$ \mathsf{GPABE} $GPABE: GPU-Based Parallelization Framework for Attribute-Based Encryption Schemes

Abstract

Attribute-based encryption (ABE) has emerged as a new paradigm for access control in cloud computing. However, despite the many promising features of ABE, its deployment in real-world systems is still limited, partially due to the expensive cost of its underlying mathematical operations, which often grow linearly with the size and complexity of the system's security policies. This becomes particularly challenging in data-intensive applications, where multiple users may simultaneously access and manipulate large volumes of data, resulting in high levels of concurrency and demand for computing resources, which are too heavy even for high-end servers.
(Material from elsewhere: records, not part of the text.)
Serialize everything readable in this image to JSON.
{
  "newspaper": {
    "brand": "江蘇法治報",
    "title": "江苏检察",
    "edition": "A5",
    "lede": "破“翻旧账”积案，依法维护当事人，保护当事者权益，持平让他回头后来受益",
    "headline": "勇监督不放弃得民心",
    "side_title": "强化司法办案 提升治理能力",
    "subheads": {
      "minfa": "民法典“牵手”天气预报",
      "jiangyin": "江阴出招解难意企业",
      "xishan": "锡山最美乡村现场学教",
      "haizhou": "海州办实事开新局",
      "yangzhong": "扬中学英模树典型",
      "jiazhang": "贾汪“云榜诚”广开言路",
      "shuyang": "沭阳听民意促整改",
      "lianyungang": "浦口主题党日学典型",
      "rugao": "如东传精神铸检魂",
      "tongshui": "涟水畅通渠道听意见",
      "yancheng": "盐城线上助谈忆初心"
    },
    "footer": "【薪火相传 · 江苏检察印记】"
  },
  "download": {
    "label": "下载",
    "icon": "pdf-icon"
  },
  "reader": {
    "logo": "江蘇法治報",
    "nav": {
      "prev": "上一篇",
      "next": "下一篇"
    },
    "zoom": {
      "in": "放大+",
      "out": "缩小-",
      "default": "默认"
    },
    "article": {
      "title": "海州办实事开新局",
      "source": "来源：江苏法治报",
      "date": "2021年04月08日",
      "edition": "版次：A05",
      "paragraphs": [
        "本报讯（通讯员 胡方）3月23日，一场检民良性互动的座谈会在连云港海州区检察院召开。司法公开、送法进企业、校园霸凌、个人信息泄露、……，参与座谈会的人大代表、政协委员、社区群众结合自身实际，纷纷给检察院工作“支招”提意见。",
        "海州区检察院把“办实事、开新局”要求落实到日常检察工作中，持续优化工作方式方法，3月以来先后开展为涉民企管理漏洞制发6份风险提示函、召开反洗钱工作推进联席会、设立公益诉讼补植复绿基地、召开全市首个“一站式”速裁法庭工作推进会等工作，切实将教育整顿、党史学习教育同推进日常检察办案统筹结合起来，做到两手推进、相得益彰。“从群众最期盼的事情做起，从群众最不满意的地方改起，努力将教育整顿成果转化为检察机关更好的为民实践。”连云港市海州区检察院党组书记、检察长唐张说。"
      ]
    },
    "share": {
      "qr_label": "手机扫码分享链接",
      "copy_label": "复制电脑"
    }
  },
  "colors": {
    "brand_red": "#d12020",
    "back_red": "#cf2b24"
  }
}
Further exacerbating the issues are the functionality and security requirements of a cloud, as they introduce additional computations to both the client and the server. Therefore, in this work, we introduce $ \mathsf{GPABE} $, the first GPU-based parallelization framework for ABE to facilitate its batch processing in cloud computing. By analyzing ABE's major computational workload, we identify multiple arithmetic modules that are common in the design of pairing-based ABEs. Based on the analysis, we further propose to decompose the ABE algorithm into computation graph, which can be efficiently implemented on the GPU platform. Our graph representation bridges the gap between ABE's high-level design and their low-level implementation on GPUs, and is applicable to a variety of popular schemes in the realm of ABE. We then implement $ \mathsf{GPABE} $ as a heterogeneous computing server, with several optimization techniques to improve its throughput. Finally, we evaluate the GPU implementation of several ABE schemes using $ \mathsf{GPABE} $. The results show a speedup of least 51.0× and at most 253.6× for the throughput of ABE algorithms, compared to their state-of-the-art CPU implementations, which preliminarily demonstrated the effectiveness of $ \mathsf{GPABE} $.